The Reserve Bank has once again urged state and federal governments to take advantage of record-low interest rates and spend big to rebuild the economy.
In the publicly released minutes of its September board meeting, the Reserve Bank board said the Australian and state governments were well placed to support the recovery as debt levels were low “relative to the size of the economy” and borrowing costs were extremely modest.
“Members noted that public sector balance sheets in Australia were strong, which allowed for the provision of continued support,” the minutes read.
“They considered it likely that fiscal and monetary support would be required for some time given the outlook for the economy and the labour market.”
The board members described the recession as the biggest economic shock since the 1930s, but noted the downturn was not as severe as earlier expected and “a recovery was under way in most of Australia”.
It said the package it announced on March 19 was continuing to support the economy. But as previously announced, the board agreed in September to make available to banks an extra $110 billion in cheap credit to on-lend to struggling SMEs.
And in good news for home owners, the bank also noted that interest rates would remain low for “as long as required” and that additional measures would be taken if necessary.

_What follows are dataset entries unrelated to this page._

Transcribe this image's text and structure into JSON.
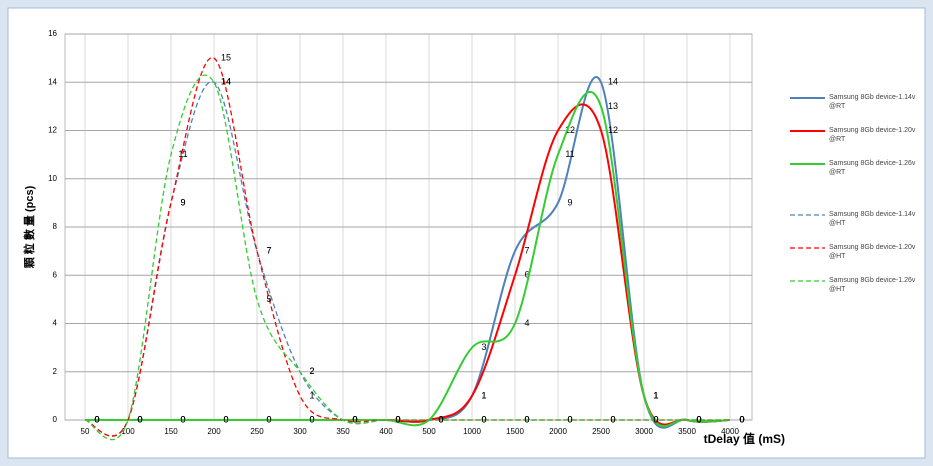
{
  "chart_data": {
    "type": "line",
    "x_label": "tDelay 值 (mS)",
    "y_label": "顆 粒 數 量 (pcs)",
    "categories": [
      "50",
      "100",
      "150",
      "200",
      "250",
      "300",
      "350",
      "400",
      "500",
      "1000",
      "1500",
      "2000",
      "2500",
      "3000",
      "3500",
      "4000"
    ],
    "ylim": [
      0,
      16
    ],
    "yticks": [
      0,
      2,
      4,
      6,
      8,
      10,
      12,
      14,
      16
    ],
    "grid": true,
    "legend": "right",
    "series": [
      {
        "name": "Samsung 8Gb device-1.14v @RT",
        "color": "#4f81bd",
        "line_style": "solid",
        "values": [
          0,
          0,
          0,
          0,
          0,
          0,
          0,
          0,
          0,
          1,
          7,
          9,
          14,
          1,
          0,
          0
        ]
      },
      {
        "name": "Samsung 8Gb device-1.20v @RT",
        "color": "#ff0000",
        "line_style": "solid",
        "values": [
          0,
          0,
          0,
          0,
          0,
          0,
          0,
          0,
          0,
          1,
          6,
          12,
          12,
          1,
          0,
          0
        ]
      },
      {
        "name": "Samsung 8Gb device-1.26v @RT",
        "color": "#33cc33",
        "line_style": "solid",
        "values": [
          0,
          0,
          0,
          0,
          0,
          0,
          0,
          0,
          0,
          3,
          4,
          11,
          13,
          1,
          0,
          0
        ]
      },
      {
        "name": "Samsung 8Gb device-1.14v @HT",
        "color": "#4f81bd",
        "line_style": "dashed",
        "values": [
          0,
          0,
          9,
          14,
          7,
          2,
          0,
          0,
          0,
          0,
          0,
          0,
          0,
          0,
          0,
          0
        ]
      },
      {
        "name": "Samsung 8Gb device-1.20v @HT",
        "color": "#ff0000",
        "line_style": "dashed",
        "values": [
          0,
          0,
          9,
          15,
          7,
          1,
          0,
          0,
          0,
          0,
          0,
          0,
          0,
          0,
          0,
          0
        ]
      },
      {
        "name": "Samsung 8Gb device-1.26v @HT",
        "color": "#33cc33",
        "line_style": "dashed",
        "values": [
          0,
          0,
          11,
          14,
          5,
          2,
          0,
          0,
          0,
          0,
          0,
          0,
          0,
          0,
          0,
          0
        ]
      }
    ]
  }
}
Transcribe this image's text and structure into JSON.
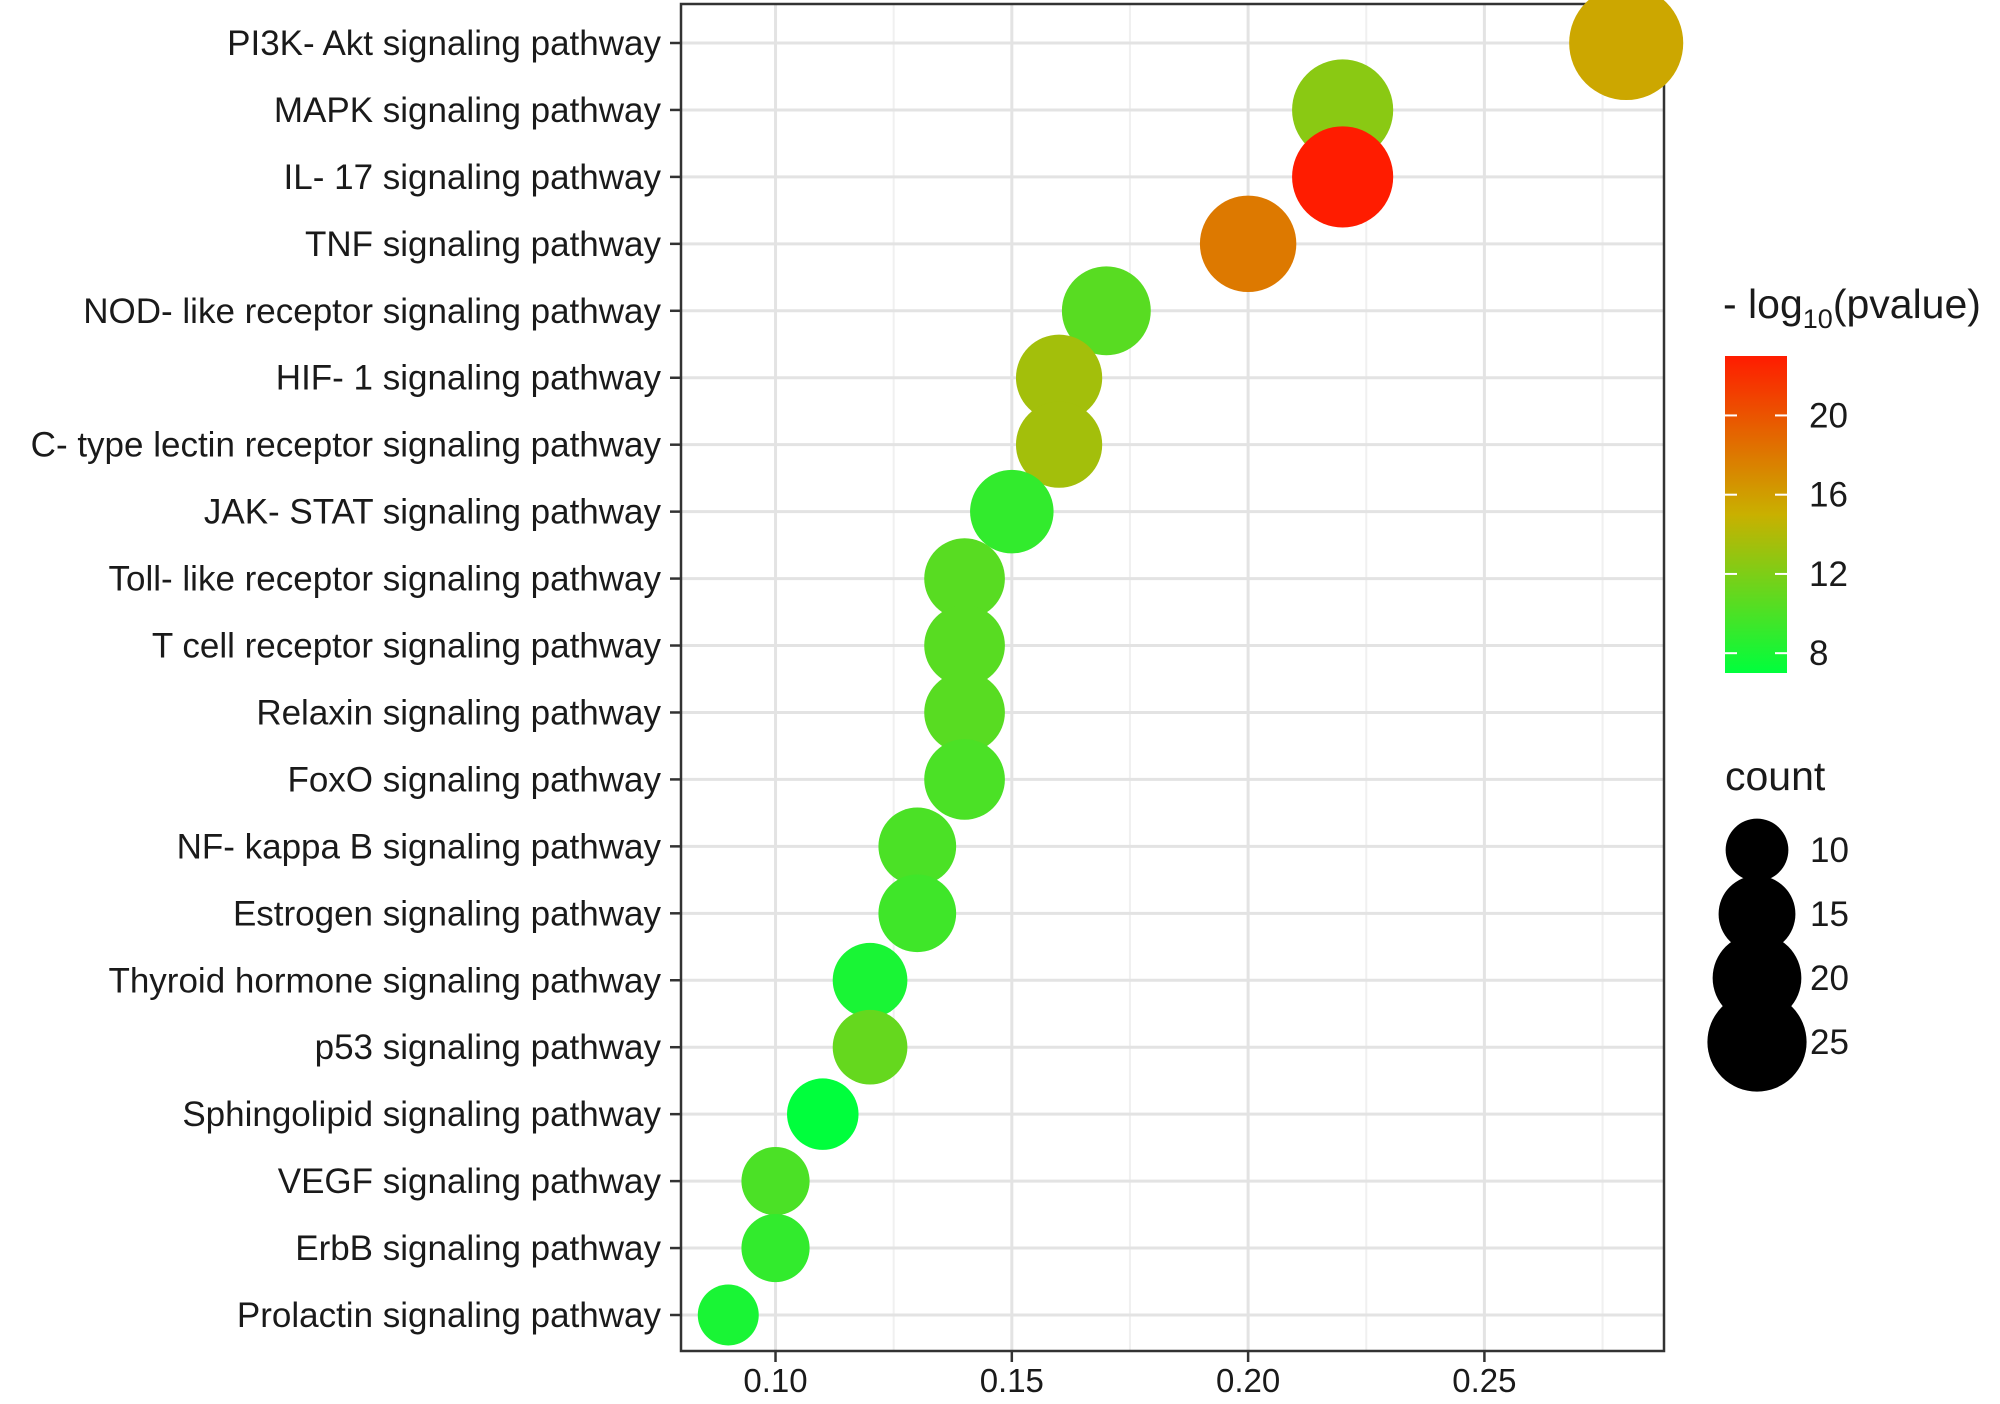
{
  "chart_data": {
    "type": "scatter",
    "title": "",
    "xlabel": "",
    "ylabel": "",
    "xlim": [
      0.08,
      0.288
    ],
    "x_ticks": [
      "0.10",
      "0.15",
      "0.20",
      "0.25"
    ],
    "x_tick_values": [
      0.1,
      0.15,
      0.2,
      0.25
    ],
    "grid": true,
    "legend_position": "right",
    "color_legend": {
      "title_prefix": "- log",
      "title_sub": "10",
      "title_suffix": "(pvalue)",
      "min": 7,
      "max": 23,
      "ticks": [
        "8",
        "12",
        "16",
        "20"
      ],
      "tick_values": [
        8,
        12,
        16,
        20
      ],
      "low_color": "#00ff3c",
      "mid_color": "#c9b000",
      "high_color": "#ff1c00"
    },
    "size_legend": {
      "title": "count",
      "ticks": [
        "10",
        "15",
        "20",
        "25"
      ],
      "tick_values": [
        10,
        15,
        20,
        25
      ]
    },
    "points": [
      {
        "pathway": "PI3K- Akt signaling pathway",
        "gene_ratio": 0.28,
        "count": 28,
        "neg_log10_pvalue": 15.5
      },
      {
        "pathway": "MAPK signaling pathway",
        "gene_ratio": 0.22,
        "count": 22,
        "neg_log10_pvalue": 12.5
      },
      {
        "pathway": "IL- 17 signaling pathway",
        "gene_ratio": 0.22,
        "count": 22,
        "neg_log10_pvalue": 23.0
      },
      {
        "pathway": "TNF signaling pathway",
        "gene_ratio": 0.2,
        "count": 20,
        "neg_log10_pvalue": 18.0
      },
      {
        "pathway": "NOD- like receptor signaling pathway",
        "gene_ratio": 0.17,
        "count": 17,
        "neg_log10_pvalue": 10.5
      },
      {
        "pathway": "HIF- 1 signaling pathway",
        "gene_ratio": 0.16,
        "count": 16,
        "neg_log10_pvalue": 13.5
      },
      {
        "pathway": "C- type lectin receptor signaling pathway",
        "gene_ratio": 0.16,
        "count": 16,
        "neg_log10_pvalue": 13.5
      },
      {
        "pathway": "JAK- STAT signaling pathway",
        "gene_ratio": 0.15,
        "count": 15,
        "neg_log10_pvalue": 9.0
      },
      {
        "pathway": "Toll- like receptor signaling pathway",
        "gene_ratio": 0.14,
        "count": 14,
        "neg_log10_pvalue": 10.5
      },
      {
        "pathway": "T cell receptor signaling pathway",
        "gene_ratio": 0.14,
        "count": 14,
        "neg_log10_pvalue": 10.5
      },
      {
        "pathway": "Relaxin signaling pathway",
        "gene_ratio": 0.14,
        "count": 14,
        "neg_log10_pvalue": 10.5
      },
      {
        "pathway": "FoxO signaling pathway",
        "gene_ratio": 0.14,
        "count": 14,
        "neg_log10_pvalue": 10.0
      },
      {
        "pathway": "NF- kappa B signaling pathway",
        "gene_ratio": 0.13,
        "count": 13,
        "neg_log10_pvalue": 10.0
      },
      {
        "pathway": "Estrogen signaling pathway",
        "gene_ratio": 0.13,
        "count": 13,
        "neg_log10_pvalue": 9.5
      },
      {
        "pathway": "Thyroid hormone signaling pathway",
        "gene_ratio": 0.12,
        "count": 12,
        "neg_log10_pvalue": 8.0
      },
      {
        "pathway": "p53 signaling pathway",
        "gene_ratio": 0.12,
        "count": 12,
        "neg_log10_pvalue": 11.0
      },
      {
        "pathway": "Sphingolipid signaling pathway",
        "gene_ratio": 0.11,
        "count": 11,
        "neg_log10_pvalue": 7.0
      },
      {
        "pathway": "VEGF signaling pathway",
        "gene_ratio": 0.1,
        "count": 10,
        "neg_log10_pvalue": 10.0
      },
      {
        "pathway": "ErbB signaling pathway",
        "gene_ratio": 0.1,
        "count": 10,
        "neg_log10_pvalue": 9.0
      },
      {
        "pathway": "Prolactin signaling pathway",
        "gene_ratio": 0.09,
        "count": 8,
        "neg_log10_pvalue": 8.0
      }
    ]
  }
}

The release of its minutes come as the federal government braces for another grim jobs report on Thursday.
Commonwealth Bank expects the ABS survey will show employment falling by 50,000 jobs in August and unemployment rising from 7.5 per cent to 7.7 per cent.
“We take the view that the hit to Victoria’s labour market will more than offset jobs growth in all the other states combined,” CBA associate economist Nicolas Guesnon wrote in a research note.
“This is particularly the case given the July survey saw jobs growth lift by 114,700 without capturing Victoria’s escalation of lockdown measures in July.”
Westpac has also tipped the unemployment rate to hit 7.7 per cent in August – noting that most of the jobs lost and subsequently recovered during the pandemic have been part-time roles.
And ANZ published research this week saying it expects the unemployment rate to remain above pre-pandemic levels until at least 2023 – “despite our assumption of an additional $180 billion of government spending over a four-year horizon”.
Economists at the bank expect the unemployment rate to hit 9 per cent before the end of the year and to peak at 9.2 per cent in the March quarter of 2021.
Although they cautioned people against drawing too many lessons from previous recessions, given today’s shock was caused by a health crisis, the economists at ANZ said: “Even so, we believe one of the takeaways from the last two recessions and the GFC – that it takes many years for the labour market to recover – will apply this time too”.
“With that in mind, we think it imperative that policy remains stimulatory for an extended period,” they said.
“If our outlook proves to be too cautious then this will be a good problem to have, with policy able to [be] tightened if activity recovers faster than expected.
“We see little risk of such an approach causing a lasting breakout of inflation that will take years to contain.”
Less than a month before the Treasurer is scheduled to hand down his budget on October 6, Grattan called for another $100 billion to $120 billion of fiscal stimulus, on top of the $314 billion already committed.
“This would be enough to cut the unemployment rate by about two percentage points relative to where it would otherwise be by the end of 2022,” wrote senior associate Matt Cowgill and household finances program director Brendan Coates.
“It would bring unemployment back down to around 5 per cent – around the level the RBA expects is needed to get wages growing again.
“And governments will need to spend more in the years beyond to keep it there.”